Flack (b. 1931) is known for her contemporary reinterpretations of vanitas images—still-life compositions that symbolically evoke mortality and the “vanity” of earthly pleasures…

Vanitas paintings (very popular in 17th-century Netherlands!) often depicted objects like skulls and hourglasses combined with beautiful yet temporary things such as fruit, flowers, and butterflies. These arrangements—often painted in a highly illusionistic style—were meant to serve as reminders that material goods are a mere distraction and that our lives are fleeting.

1024px-Adriaen_van_Utrecht-_Vanitas_-_Still_Life_with_Bouquet_and_Skull

Here’s an example of a traditional vanitas: Adrian van Utrecht’s Still Life with a Bouquet and a Skull, dated 1642. (It now belongs to the private collector Richard Harris.)

For her own painting Jolie Madame, Flack gathered similar items: flowers on the verge of wilting…costly vessels made from fine, fragile materials…strings of pearls…a gold pocket-watch. She also includes the item that gives her painting its name: a bottle of Balmain’s Jolie Madame Eau de Toilette.

Jolie Madame is a cult favorite among vintage-perfume lovers: it’s a bold, almost androgynous mix of green notes, violet, and leather. (Check out Angela’s review on Now Smell This for more details!) This fragrance was launched in 1953, but it was certainly still being sold in the early 1970s.

Here’s an advertisement dated 1973, the same year as Flack’s painting. Balmain was obviously marketing Jolie Madame as a throwback to classic glamour:

Flack hit her stride professionally at a time when the modern feminist movement was in full swing, and her art often evokes themes of female identity. The title Jolie Madame translates roughly as “pretty woman,” and the lush red rose and sparkling jewelry are items that we associate with conventionalized ideas of romance and feminine beauty.
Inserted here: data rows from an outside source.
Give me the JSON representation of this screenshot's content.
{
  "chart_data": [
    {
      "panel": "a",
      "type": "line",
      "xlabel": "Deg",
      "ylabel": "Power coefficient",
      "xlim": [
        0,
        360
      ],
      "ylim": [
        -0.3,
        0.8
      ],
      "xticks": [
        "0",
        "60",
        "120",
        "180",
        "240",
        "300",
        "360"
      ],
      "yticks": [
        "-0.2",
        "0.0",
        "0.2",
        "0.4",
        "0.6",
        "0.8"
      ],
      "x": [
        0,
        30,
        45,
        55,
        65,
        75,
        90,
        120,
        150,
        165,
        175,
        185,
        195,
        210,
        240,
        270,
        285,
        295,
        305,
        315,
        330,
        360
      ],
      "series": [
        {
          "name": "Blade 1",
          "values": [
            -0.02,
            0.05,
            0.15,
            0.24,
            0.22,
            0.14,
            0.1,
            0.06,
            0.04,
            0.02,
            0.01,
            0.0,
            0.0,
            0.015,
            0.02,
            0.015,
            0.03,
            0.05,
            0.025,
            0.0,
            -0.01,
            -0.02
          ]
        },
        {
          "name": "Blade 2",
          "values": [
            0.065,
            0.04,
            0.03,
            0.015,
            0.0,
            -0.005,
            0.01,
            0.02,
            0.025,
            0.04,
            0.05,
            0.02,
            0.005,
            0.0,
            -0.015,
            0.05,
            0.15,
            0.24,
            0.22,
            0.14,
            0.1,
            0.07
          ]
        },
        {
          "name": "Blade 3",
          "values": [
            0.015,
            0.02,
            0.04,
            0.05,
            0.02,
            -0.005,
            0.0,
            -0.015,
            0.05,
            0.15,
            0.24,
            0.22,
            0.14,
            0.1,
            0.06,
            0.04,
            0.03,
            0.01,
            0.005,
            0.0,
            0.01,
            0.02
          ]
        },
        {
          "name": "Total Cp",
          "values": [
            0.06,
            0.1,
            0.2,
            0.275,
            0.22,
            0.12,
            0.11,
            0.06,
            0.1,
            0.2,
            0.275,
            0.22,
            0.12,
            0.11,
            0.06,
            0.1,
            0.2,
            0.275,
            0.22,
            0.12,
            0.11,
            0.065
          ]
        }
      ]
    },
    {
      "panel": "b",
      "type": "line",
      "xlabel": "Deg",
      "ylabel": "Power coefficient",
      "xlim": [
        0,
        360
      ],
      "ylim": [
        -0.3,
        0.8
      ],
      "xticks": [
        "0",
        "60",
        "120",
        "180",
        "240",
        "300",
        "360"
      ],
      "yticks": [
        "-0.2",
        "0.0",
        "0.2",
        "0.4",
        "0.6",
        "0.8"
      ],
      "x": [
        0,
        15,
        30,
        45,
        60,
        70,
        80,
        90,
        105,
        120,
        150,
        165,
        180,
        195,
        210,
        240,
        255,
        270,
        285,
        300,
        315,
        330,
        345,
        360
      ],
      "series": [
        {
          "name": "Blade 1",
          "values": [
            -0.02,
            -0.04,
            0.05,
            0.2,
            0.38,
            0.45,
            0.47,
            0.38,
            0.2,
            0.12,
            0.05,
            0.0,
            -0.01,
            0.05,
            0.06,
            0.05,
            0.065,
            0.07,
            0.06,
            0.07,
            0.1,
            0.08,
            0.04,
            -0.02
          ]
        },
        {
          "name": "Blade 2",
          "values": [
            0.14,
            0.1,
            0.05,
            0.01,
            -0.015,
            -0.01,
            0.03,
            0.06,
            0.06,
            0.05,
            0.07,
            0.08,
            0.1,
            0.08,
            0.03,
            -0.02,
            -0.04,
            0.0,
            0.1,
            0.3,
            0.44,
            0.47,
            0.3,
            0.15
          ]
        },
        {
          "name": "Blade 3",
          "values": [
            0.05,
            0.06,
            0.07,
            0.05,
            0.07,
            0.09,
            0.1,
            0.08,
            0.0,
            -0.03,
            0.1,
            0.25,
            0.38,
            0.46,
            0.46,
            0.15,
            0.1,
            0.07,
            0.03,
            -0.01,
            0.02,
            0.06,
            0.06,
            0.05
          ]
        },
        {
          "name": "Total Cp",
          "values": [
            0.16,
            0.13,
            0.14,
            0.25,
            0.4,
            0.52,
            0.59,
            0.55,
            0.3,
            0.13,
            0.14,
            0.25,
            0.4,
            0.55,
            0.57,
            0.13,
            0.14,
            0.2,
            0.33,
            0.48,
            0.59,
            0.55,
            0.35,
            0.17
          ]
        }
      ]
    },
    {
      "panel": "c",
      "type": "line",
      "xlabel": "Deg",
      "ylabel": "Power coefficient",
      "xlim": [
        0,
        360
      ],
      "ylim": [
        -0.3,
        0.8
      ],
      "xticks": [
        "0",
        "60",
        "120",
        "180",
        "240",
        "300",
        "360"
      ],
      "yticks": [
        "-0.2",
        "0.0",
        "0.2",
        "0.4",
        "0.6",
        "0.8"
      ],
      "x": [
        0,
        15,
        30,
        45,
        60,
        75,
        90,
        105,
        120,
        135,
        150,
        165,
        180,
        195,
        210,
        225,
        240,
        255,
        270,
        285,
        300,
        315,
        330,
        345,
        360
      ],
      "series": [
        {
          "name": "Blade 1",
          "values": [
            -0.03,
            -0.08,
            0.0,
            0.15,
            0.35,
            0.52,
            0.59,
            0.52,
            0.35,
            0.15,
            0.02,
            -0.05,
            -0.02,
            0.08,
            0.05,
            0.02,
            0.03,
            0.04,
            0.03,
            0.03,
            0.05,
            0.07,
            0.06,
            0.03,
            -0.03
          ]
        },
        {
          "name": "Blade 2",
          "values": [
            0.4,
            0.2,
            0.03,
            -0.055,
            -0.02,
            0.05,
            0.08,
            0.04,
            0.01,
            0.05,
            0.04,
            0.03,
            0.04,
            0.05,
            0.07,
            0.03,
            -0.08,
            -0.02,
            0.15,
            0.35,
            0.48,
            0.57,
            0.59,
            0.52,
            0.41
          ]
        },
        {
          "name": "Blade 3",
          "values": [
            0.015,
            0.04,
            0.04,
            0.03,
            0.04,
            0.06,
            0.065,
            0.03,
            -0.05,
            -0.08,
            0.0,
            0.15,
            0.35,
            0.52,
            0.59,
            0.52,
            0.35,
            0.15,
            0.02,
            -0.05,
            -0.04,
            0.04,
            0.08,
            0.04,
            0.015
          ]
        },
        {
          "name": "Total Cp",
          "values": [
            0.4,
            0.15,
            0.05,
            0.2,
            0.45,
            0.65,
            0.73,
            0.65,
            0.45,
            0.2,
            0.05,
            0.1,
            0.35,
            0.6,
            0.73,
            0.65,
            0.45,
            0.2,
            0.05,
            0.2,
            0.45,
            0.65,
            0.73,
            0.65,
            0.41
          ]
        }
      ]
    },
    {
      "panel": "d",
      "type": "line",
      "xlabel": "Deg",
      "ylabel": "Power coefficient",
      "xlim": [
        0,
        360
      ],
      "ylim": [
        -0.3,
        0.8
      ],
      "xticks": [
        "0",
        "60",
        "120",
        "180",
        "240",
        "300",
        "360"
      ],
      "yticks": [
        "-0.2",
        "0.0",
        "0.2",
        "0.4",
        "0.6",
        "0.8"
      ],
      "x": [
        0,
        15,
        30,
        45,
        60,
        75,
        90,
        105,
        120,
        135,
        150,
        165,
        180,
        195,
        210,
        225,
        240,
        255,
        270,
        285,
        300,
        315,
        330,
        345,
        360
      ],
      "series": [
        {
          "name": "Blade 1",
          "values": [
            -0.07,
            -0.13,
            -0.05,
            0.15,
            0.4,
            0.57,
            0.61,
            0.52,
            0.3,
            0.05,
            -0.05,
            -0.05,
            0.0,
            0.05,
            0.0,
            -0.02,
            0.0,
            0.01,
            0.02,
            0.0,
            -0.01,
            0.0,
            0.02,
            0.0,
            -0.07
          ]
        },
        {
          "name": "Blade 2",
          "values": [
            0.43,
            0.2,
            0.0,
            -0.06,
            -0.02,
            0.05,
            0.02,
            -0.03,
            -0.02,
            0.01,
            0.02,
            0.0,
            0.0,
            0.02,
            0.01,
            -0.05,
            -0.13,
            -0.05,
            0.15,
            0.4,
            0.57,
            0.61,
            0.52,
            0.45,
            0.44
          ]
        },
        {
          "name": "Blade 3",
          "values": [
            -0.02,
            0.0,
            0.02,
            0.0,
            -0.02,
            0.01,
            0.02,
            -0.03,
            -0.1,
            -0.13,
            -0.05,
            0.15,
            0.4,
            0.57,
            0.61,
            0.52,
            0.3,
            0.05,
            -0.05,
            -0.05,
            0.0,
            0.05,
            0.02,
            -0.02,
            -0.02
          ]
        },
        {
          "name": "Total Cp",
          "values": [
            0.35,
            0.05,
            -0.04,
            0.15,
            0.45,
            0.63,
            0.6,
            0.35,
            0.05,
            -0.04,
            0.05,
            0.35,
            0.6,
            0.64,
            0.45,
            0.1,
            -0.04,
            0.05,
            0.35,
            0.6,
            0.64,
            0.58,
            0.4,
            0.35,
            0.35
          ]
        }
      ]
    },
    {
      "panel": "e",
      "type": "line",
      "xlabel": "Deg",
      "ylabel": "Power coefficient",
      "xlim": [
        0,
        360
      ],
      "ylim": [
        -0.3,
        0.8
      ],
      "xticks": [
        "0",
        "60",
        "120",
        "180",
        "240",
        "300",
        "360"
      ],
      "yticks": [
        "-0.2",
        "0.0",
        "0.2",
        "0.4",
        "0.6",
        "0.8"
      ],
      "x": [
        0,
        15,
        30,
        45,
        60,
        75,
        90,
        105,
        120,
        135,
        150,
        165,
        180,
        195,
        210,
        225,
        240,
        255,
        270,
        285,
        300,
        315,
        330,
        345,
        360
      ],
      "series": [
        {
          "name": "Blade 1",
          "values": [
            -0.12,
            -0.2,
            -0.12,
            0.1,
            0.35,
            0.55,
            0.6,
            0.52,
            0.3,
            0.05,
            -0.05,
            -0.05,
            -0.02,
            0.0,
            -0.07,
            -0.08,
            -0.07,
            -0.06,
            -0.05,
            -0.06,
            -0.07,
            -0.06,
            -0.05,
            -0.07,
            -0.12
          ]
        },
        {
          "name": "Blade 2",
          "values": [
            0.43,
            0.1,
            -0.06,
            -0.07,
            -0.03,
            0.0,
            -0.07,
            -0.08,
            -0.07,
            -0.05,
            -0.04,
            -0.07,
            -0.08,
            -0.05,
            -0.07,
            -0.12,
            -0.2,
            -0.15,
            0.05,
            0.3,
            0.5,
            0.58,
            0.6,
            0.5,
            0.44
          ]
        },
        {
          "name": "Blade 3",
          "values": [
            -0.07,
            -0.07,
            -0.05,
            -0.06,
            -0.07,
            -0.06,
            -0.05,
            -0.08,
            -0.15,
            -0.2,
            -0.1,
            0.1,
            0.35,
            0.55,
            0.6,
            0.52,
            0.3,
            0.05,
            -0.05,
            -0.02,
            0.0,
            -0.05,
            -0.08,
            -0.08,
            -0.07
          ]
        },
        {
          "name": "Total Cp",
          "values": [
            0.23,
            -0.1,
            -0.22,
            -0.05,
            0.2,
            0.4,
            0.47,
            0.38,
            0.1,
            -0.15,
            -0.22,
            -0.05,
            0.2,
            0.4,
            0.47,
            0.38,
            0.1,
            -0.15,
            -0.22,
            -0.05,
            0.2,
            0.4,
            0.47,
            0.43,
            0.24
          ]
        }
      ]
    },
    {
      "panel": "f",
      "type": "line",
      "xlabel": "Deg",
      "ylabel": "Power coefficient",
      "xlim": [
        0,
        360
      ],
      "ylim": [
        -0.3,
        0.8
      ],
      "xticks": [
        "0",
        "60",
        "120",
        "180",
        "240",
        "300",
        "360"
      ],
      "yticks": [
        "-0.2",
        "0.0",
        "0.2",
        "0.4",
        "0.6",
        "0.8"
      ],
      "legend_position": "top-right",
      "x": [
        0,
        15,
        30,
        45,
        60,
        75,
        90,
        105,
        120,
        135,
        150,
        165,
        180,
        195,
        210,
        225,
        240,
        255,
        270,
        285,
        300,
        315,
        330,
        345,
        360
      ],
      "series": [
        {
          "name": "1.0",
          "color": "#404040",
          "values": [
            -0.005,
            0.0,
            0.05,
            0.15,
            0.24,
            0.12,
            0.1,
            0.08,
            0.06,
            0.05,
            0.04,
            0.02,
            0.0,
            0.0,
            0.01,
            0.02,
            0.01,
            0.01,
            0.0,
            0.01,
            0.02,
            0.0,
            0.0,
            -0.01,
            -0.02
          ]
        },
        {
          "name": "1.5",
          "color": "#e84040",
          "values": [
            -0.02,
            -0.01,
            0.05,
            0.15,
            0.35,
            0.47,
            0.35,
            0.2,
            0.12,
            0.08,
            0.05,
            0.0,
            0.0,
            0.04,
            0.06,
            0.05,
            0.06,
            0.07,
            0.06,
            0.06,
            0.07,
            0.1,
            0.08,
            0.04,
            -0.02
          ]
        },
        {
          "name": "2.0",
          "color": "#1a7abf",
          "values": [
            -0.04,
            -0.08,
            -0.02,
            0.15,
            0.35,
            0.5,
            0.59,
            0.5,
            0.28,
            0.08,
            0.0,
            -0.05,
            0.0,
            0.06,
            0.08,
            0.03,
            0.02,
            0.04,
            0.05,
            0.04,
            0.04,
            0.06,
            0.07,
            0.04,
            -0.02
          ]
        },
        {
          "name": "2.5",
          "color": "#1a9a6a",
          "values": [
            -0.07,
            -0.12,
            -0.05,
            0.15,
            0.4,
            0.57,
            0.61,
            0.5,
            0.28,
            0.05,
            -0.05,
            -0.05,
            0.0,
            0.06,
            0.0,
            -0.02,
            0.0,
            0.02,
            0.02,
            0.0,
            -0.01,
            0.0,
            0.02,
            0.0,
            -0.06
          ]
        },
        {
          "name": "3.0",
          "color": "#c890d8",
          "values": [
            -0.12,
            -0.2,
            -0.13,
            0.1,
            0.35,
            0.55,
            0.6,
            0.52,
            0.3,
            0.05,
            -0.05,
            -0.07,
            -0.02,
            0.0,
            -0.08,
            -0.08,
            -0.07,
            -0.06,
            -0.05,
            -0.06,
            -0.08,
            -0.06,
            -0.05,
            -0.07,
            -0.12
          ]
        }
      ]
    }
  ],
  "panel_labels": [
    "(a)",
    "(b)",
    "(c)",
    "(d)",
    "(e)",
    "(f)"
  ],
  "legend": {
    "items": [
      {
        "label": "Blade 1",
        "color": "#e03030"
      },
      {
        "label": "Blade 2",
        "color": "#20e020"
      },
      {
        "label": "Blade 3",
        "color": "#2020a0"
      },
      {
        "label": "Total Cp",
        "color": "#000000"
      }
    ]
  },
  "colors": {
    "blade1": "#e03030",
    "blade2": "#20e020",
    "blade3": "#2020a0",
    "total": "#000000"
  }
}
I find it interesting that Flack chose to show the bottle of Jolie Madame half-empty (or half-full?). Perfume, of course, is one of the most ephemeral items we can own: it’s invisible when used, and designed to evaporate…the most fleeting of pleasures. I can understand why she included perfume bottles in several of her vanitas works.

One comment

  1. Great article. Flack depicts a curved bottle rather than the squared one in the 1970s advert…any ideas what vintage her bottle is? Just curious ( adds another time dimension, in an obscure way). The NGA is one of my favourite galleries, too.